The girl's face was, simply put, quite beautiful. Even when frozen in that mask of a scream. Pretty white teeth apparent where lips were pulled back. She had green eyes, almost as pretty as another little girl I knew only from a handful of pictures. I take another second to ask myself how this happened while I hold her down on the casualty-mat to keep her from thrashing while our medical technician applies another tourniquet.

They tell us she had stepped on a landmine not too far out from wherever the hell we were operating out of in this rotation. Locals who heard the detonation found her and brought her to our outpost- hoping we would help.

From what I can tell looking at whats left of her legs, she might be lucky to keep anything below her knees. Series MC120 is a nasty little shit to step on- the concussive field alone had disintegrated most of the right leg to the knee and the shrapnel had torn into her left pretty bad. Fragments of shattered bone protrude from the strips of shredded flesh. We've stopped the bleeding but she will probably go into shock soon. If she wakes up at all it will probably be after treatment. What sort of life will she live now? Can anyone deserve this?

Guys in EOD call them "Foot poppers." They have just enough explosive to take off a foot or a leg- and by extension this makes a soldier who cannot effectively fight but who still needs the squad to look after him until medivac can hop to their grid.

I'm looking at this mess below me, covered in red soil and piss from when her bladder let go. I'm looking at her and all I can think to do is brush her hair away from her face while she looks up at the pretty blue sky that doesn't hold a cloud in sight. The rust colored dust that covers her face is wet where the trails of tears have run down.

I begin to ask myself what kind of a person, what kind of a man makes the conscious choice to set up a popper right next to the footpath that the locals use to get water from their little tributary. There isn't anywhere else. That little stream of untouched mountain water is the only drinkable thing in 50 kms before it goes into the recently renamed Ghehr river where local industry killed everything before the corrupt local officials were reassigned.

The rumble of something vaguely roaring reaches us in the wafting breeze. That would be the rotary lander coming in low and fast to stay under the sensors of any guided ground to air rockets. We still have no idea who is supplying them with the higher end munitions that have started rolling out since last month-cycle.
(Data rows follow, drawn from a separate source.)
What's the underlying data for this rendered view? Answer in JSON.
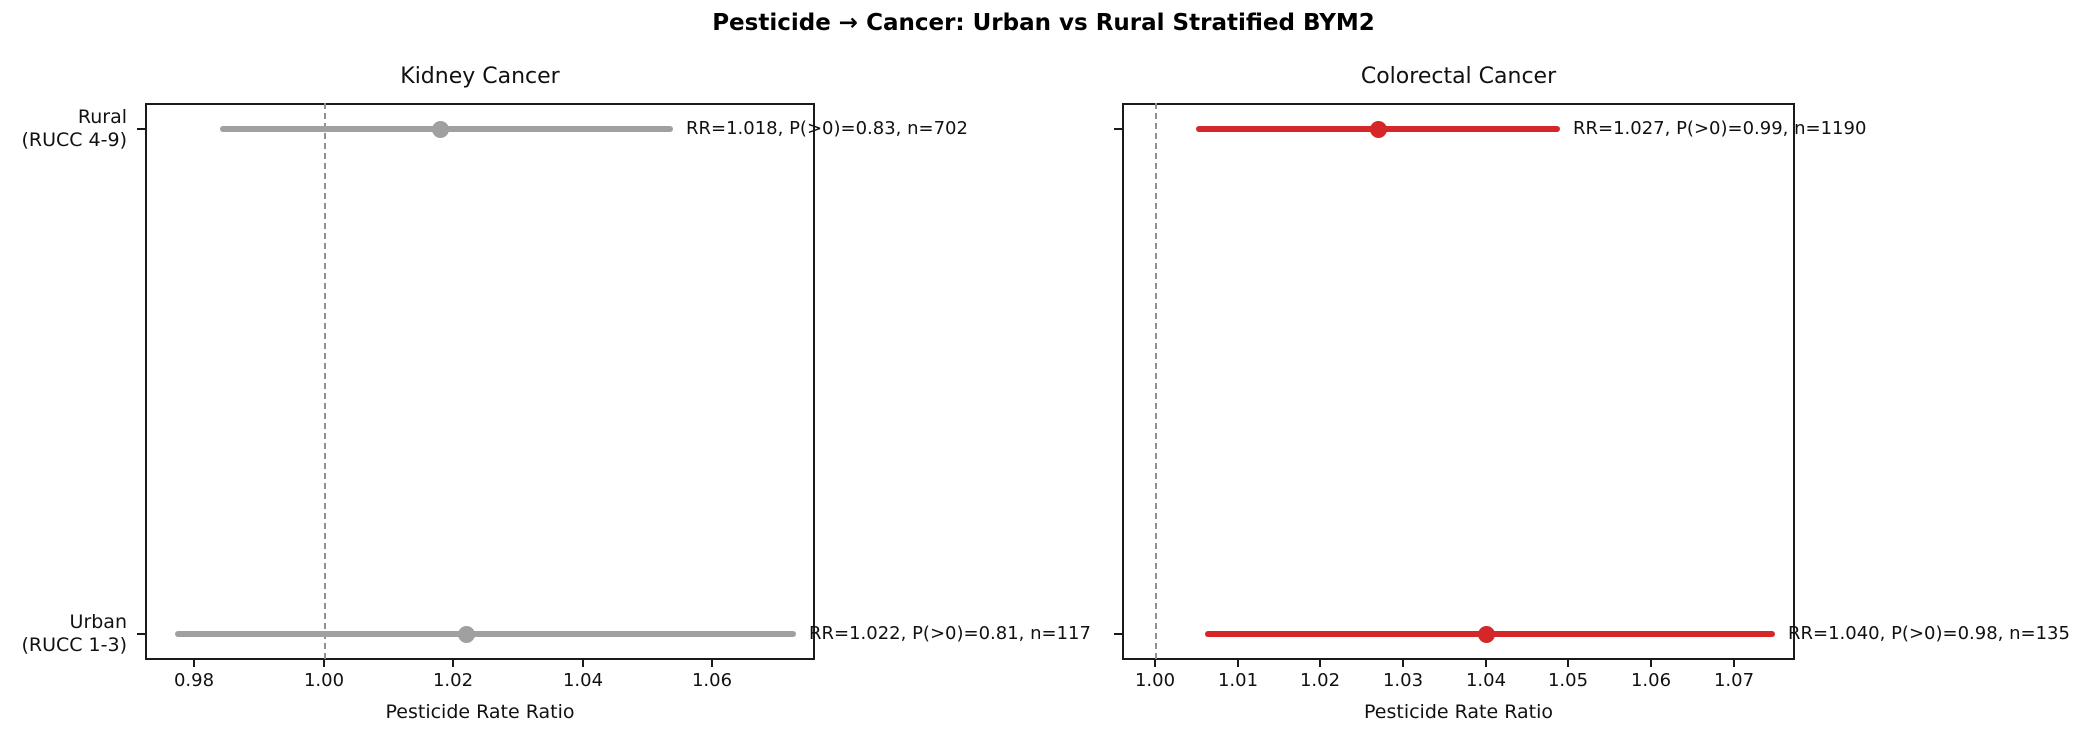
{
  "figure": {
    "title": "Pesticide → Cancer: Urban vs Rural Stratified BYM2"
  },
  "style": {
    "background": "#ffffff",
    "spine_color": "#1a1a1a",
    "text_color": "#111111",
    "reference_line_color": "#909090",
    "gray_series": "#a0a0a0",
    "red_series": "#d62728"
  },
  "chart_data": [
    {
      "type": "scatter",
      "variant": "forest-plot-dot-ci",
      "title": "Kidney Cancer",
      "xlabel": "Pesticide Rate Ratio",
      "xlim": [
        0.9724,
        1.0759
      ],
      "xticks": [
        0.98,
        1.0,
        1.02,
        1.04,
        1.06
      ],
      "reference_line_x": 1.0,
      "series_color": "#a0a0a0",
      "grid": false,
      "legend": false,
      "show_y_tick_labels": true,
      "rows": [
        {
          "group": "Rural",
          "group_detail": "(RUCC 4-9)",
          "rr": 1.018,
          "ci_low": 0.984,
          "ci_high": 1.054,
          "p_gt_0": 0.83,
          "n": 702,
          "annotation": "RR=1.018, P(>0)=0.83, n=702"
        },
        {
          "group": "Urban",
          "group_detail": "(RUCC 1-3)",
          "rr": 1.022,
          "ci_low": 0.977,
          "ci_high": 1.073,
          "p_gt_0": 0.81,
          "n": 117,
          "annotation": "RR=1.022, P(>0)=0.81, n=117"
        }
      ]
    },
    {
      "type": "scatter",
      "variant": "forest-plot-dot-ci",
      "title": "Colorectal Cancer",
      "xlabel": "Pesticide Rate Ratio",
      "xlim": [
        0.996,
        1.0774
      ],
      "xticks": [
        1.0,
        1.01,
        1.02,
        1.03,
        1.04,
        1.05,
        1.06,
        1.07
      ],
      "reference_line_x": 1.0,
      "series_color": "#d62728",
      "grid": false,
      "legend": false,
      "show_y_tick_labels": false,
      "rows": [
        {
          "group": "Rural",
          "group_detail": "(RUCC 4-9)",
          "rr": 1.027,
          "ci_low": 1.005,
          "ci_high": 1.049,
          "p_gt_0": 0.99,
          "n": 1190,
          "annotation": "RR=1.027, P(>0)=0.99, n=1190"
        },
        {
          "group": "Urban",
          "group_detail": "(RUCC 1-3)",
          "rr": 1.04,
          "ci_low": 1.006,
          "ci_high": 1.075,
          "p_gt_0": 0.98,
          "n": 135,
          "annotation": "RR=1.040, P(>0)=0.98, n=135"
        }
      ]
    }
  ]
}
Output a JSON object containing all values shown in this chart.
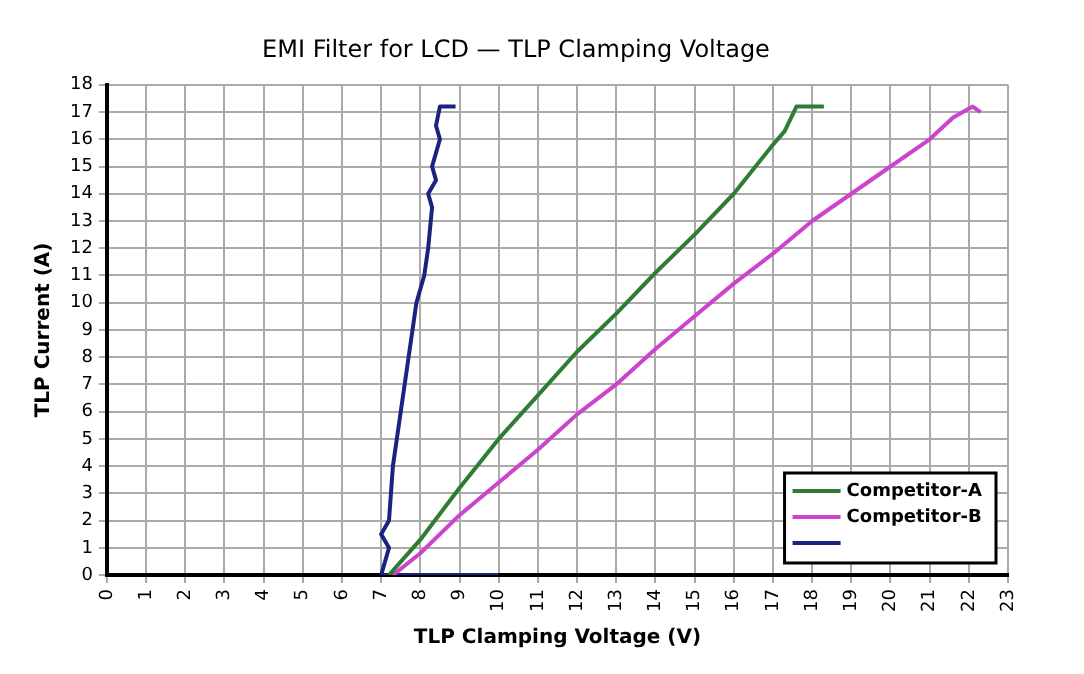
{
  "chart_data": {
    "type": "line",
    "title": "EMI Filter for LCD — TLP Clamping Voltage",
    "xlabel": "TLP Clamping Voltage (V)",
    "ylabel": "TLP Current (A)",
    "xlim": [
      0,
      23
    ],
    "xticks": [
      0,
      1,
      2,
      3,
      4,
      5,
      6,
      7,
      8,
      9,
      10,
      11,
      12,
      13,
      14,
      15,
      16,
      17,
      18,
      19,
      20,
      21,
      22,
      23
    ],
    "ylim": [
      0,
      18
    ],
    "yticks": [
      0,
      1,
      2,
      3,
      4,
      5,
      6,
      7,
      8,
      9,
      10,
      11,
      12,
      13,
      14,
      15,
      16,
      17,
      18
    ],
    "grid": true,
    "legend": "bottom right",
    "marker": "none",
    "line_style": "solid",
    "series": [
      {
        "name": "Competitor-A",
        "color": "#2e7d32",
        "x": [
          7.2,
          8,
          9,
          10,
          11,
          12,
          13,
          14,
          15,
          16,
          16.5,
          17,
          17.3,
          17.6,
          18.3
        ],
        "values": [
          0,
          1.3,
          3.2,
          5.0,
          6.6,
          8.2,
          9.6,
          11.1,
          12.5,
          14.0,
          14.9,
          15.8,
          16.3,
          17.2,
          17.2
        ]
      },
      {
        "name": "Competitor-B",
        "color": "#cc44cc",
        "x": [
          7.3,
          8,
          9,
          10,
          11,
          12,
          13,
          14,
          15,
          16,
          17,
          18,
          19,
          20,
          21,
          21.6,
          22.1,
          22.3
        ],
        "values": [
          0,
          0.8,
          2.2,
          3.4,
          4.6,
          5.9,
          7.0,
          8.3,
          9.5,
          10.7,
          11.8,
          13.0,
          14.0,
          15.0,
          16.0,
          16.8,
          17.2,
          17.0
        ]
      },
      {
        "color": "#1a237e",
        "x": [
          10,
          7,
          7.1,
          7.2,
          7.0,
          7.2,
          7.3,
          7.5,
          7.7,
          7.9,
          8.1,
          8.2,
          8.3,
          8.2,
          8.4,
          8.3,
          8.5,
          8.4,
          8.5,
          8.9
        ],
        "values": [
          0,
          0,
          0.5,
          1,
          1.5,
          2,
          4,
          6,
          8,
          10,
          11,
          12,
          13.5,
          14,
          14.5,
          15,
          16,
          16.5,
          17.2,
          17.2
        ]
      }
    ]
  }
}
A tiny spec grows until it becomes a visible medivac lander, coming in to the hand carved landing pad that took all of a week to carve out of the hard packed and unfamiliar stone.

When the propwash of the two giant turbofans hits our dry mountain ridge the tepid air swirls into hurricane winds. Suddenly everything is filled with tiny fragments of chipped stone. Each one nips and stings exposed skin and its all we can do to carry this broken little girl to the side hatch where another medical tech stands ready to take one end of the cas-mat.
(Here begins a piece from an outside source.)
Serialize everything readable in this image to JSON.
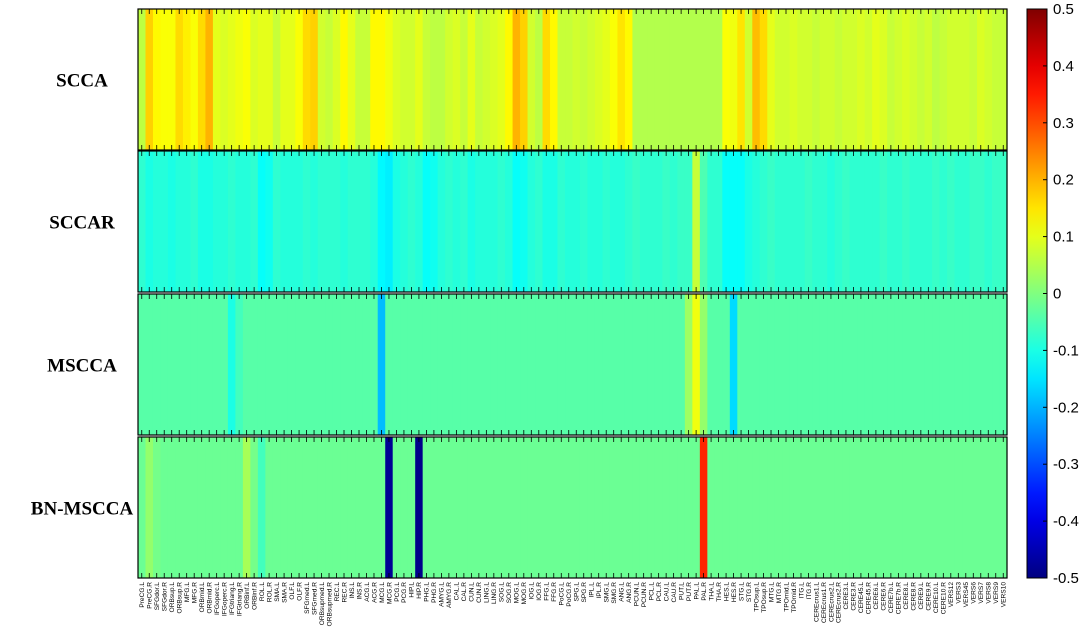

Just as soon as the mat slides into the magnetic locks, the hatch closes. We turn away as the fans start to whine as they push up and off into the wide open blue.

In fifteen minutes I've washed my face off as best I can and I walk back towards the squat little fortified rise inside the compound that reminds me of one of those ancient motte and bailey castles that they used to build in Europe. I was an architectural student. Now I'm here.

I scuff at a thin wisp of grass with my boot as I cross the small yard next to the perimeter wall that we keep open. I look up at that same blue, always cloudless sky. I cross over to where someone had left the telescoping observation unit pointed up at the sky from last night. I adjust it to face out towards the same red wasteland I have been stuck in for the last three years. I imagine the unit will be pointed up again tomorrow morning from the earth-gazers.